Search code examples

Extracting useful/readable content from a website

I am working on a application that needs to scrape a part of a website the user submits. I want to collect useful and readable content from the website and definitely not the whole site. If I look at applications that also do this (thinkery for example) I notice that that they somehow managed to create a way to scrape the website, try to guess what useful content is, show it in a readable format and they do that pretty fast.

I've been playing with cURL and I am getting pretty near the result I want but I have some issues and was wondering if someone has some more insights.

    $ch = curl_init('');
    curl_setopt($ch, CURLOPT_FOLLOWLOCATION, true);
    curl_setopt($ch, CURLOPT_RETURNTRANSFER, true);

    // $content contains the whole website
    $content = curl_exec($ch);


With the very simple code above I can scrape the whole website and with preg_match() I can try to find div's with the class, id or properties which contains the string 'content', 'summary' et cetera.

If preg_match() has result I can fairly guess that I have found relevant content and save this as the summary of the saved page. The problem I have is that cURL saves the WHOLE page in memory so this can take up a lot of time and resources. And I think that doing a preg_match() over such a large result can also take up a lot of time.

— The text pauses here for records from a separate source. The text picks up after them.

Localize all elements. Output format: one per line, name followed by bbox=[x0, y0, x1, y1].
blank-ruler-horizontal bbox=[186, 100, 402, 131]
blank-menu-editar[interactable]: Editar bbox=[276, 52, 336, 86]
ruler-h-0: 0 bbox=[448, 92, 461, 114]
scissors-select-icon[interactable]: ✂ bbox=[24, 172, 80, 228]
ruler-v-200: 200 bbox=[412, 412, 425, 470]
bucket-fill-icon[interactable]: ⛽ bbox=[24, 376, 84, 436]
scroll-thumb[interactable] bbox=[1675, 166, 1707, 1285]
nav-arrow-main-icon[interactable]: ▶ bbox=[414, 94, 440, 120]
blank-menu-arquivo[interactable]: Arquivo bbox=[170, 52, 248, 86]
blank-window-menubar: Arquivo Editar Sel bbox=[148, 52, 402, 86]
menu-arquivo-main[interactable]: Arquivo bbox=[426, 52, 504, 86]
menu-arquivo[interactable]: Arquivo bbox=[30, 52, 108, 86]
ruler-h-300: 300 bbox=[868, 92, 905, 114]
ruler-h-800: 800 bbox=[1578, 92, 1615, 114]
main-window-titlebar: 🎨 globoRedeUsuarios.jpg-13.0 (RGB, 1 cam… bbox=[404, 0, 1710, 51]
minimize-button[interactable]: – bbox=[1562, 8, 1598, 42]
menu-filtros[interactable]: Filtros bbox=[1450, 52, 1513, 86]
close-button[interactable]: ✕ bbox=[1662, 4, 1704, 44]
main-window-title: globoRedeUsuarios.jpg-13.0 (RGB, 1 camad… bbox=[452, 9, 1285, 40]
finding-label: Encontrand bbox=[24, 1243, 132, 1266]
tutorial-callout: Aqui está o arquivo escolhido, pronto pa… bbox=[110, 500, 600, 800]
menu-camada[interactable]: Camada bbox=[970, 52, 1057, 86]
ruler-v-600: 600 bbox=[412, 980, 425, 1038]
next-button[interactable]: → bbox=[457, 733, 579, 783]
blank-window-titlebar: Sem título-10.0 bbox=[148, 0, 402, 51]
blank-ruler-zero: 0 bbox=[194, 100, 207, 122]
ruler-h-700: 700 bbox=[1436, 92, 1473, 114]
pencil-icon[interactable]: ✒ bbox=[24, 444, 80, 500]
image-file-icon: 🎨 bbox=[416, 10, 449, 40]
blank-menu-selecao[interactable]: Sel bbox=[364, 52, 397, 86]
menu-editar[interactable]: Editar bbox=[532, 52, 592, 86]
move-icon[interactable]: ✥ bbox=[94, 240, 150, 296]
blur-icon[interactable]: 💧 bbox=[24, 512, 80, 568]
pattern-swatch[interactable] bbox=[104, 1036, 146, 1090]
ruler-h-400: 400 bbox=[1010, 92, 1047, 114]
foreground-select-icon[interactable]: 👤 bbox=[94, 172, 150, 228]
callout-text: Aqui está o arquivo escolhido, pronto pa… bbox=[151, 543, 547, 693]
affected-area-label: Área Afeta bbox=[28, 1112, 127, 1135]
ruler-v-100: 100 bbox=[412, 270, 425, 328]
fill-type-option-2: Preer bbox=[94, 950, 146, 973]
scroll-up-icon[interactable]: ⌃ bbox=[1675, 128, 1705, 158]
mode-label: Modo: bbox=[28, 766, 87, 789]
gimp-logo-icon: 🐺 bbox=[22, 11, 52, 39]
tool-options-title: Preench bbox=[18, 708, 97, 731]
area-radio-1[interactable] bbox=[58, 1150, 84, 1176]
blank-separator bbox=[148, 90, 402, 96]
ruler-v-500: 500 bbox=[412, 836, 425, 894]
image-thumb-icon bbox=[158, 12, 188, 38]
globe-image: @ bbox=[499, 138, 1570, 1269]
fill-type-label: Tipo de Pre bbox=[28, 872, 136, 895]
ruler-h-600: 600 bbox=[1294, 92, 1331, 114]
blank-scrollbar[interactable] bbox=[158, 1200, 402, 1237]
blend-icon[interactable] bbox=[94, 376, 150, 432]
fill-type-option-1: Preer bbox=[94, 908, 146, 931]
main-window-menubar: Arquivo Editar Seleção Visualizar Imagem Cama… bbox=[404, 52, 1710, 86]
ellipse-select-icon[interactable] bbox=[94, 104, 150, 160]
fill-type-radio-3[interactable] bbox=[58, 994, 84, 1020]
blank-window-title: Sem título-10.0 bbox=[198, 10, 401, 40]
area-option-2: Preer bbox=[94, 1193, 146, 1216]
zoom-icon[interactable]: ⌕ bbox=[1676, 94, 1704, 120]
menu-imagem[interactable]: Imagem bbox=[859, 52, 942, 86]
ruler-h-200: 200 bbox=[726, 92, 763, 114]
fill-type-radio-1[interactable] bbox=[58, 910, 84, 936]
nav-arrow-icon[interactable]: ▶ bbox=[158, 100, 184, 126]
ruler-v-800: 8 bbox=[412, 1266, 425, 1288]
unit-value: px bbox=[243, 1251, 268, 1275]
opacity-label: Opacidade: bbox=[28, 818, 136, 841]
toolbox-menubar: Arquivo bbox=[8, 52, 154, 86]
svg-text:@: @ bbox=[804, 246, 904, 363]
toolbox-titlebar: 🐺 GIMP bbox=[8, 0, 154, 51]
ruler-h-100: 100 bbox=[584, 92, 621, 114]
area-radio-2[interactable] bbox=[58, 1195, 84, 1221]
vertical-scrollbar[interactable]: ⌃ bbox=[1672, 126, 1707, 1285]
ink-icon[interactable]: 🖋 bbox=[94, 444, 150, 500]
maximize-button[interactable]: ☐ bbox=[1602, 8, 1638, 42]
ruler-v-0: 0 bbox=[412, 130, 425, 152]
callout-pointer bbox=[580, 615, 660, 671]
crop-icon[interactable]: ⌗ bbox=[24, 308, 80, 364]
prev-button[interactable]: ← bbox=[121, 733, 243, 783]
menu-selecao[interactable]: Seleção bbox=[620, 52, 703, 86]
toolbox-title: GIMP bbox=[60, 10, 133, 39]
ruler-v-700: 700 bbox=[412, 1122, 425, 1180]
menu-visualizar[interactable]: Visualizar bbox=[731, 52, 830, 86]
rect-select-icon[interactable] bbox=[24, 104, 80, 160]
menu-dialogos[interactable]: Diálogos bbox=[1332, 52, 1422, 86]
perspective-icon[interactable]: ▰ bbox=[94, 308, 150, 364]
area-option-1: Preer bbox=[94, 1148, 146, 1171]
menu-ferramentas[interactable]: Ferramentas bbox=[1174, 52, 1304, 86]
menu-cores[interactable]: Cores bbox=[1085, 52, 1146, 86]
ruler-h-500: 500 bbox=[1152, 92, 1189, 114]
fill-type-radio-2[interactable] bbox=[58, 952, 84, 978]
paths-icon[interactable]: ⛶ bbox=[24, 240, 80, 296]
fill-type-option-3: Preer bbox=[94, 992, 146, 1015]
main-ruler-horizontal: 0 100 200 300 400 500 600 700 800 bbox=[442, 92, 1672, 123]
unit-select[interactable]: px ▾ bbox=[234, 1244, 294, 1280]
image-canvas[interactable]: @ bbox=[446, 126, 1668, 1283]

Is there a better way to achieve this?


  • I tried the DomDocument::loadHTMLFile as One Trick Pony suggested (Thanks!)

        $ch = curl_init('');
        curl_setopt($ch, CURLOPT_RETURNTRANSFER, true);
        $content = curl_exec($ch);
        $doc = new DOMDocument();
        $div_elements = $doc->getElementsByTagName('div');
        if ($div_elements->length <> 0)
            foreach ($div_elements as $div_element) 
                if ($div_element->getAttribute('itemprop') == 'description')

    The result for above code is my question here on this page! Only thing left to do is find a good and consistent way to loop through or query the divs and determine if it is useful content.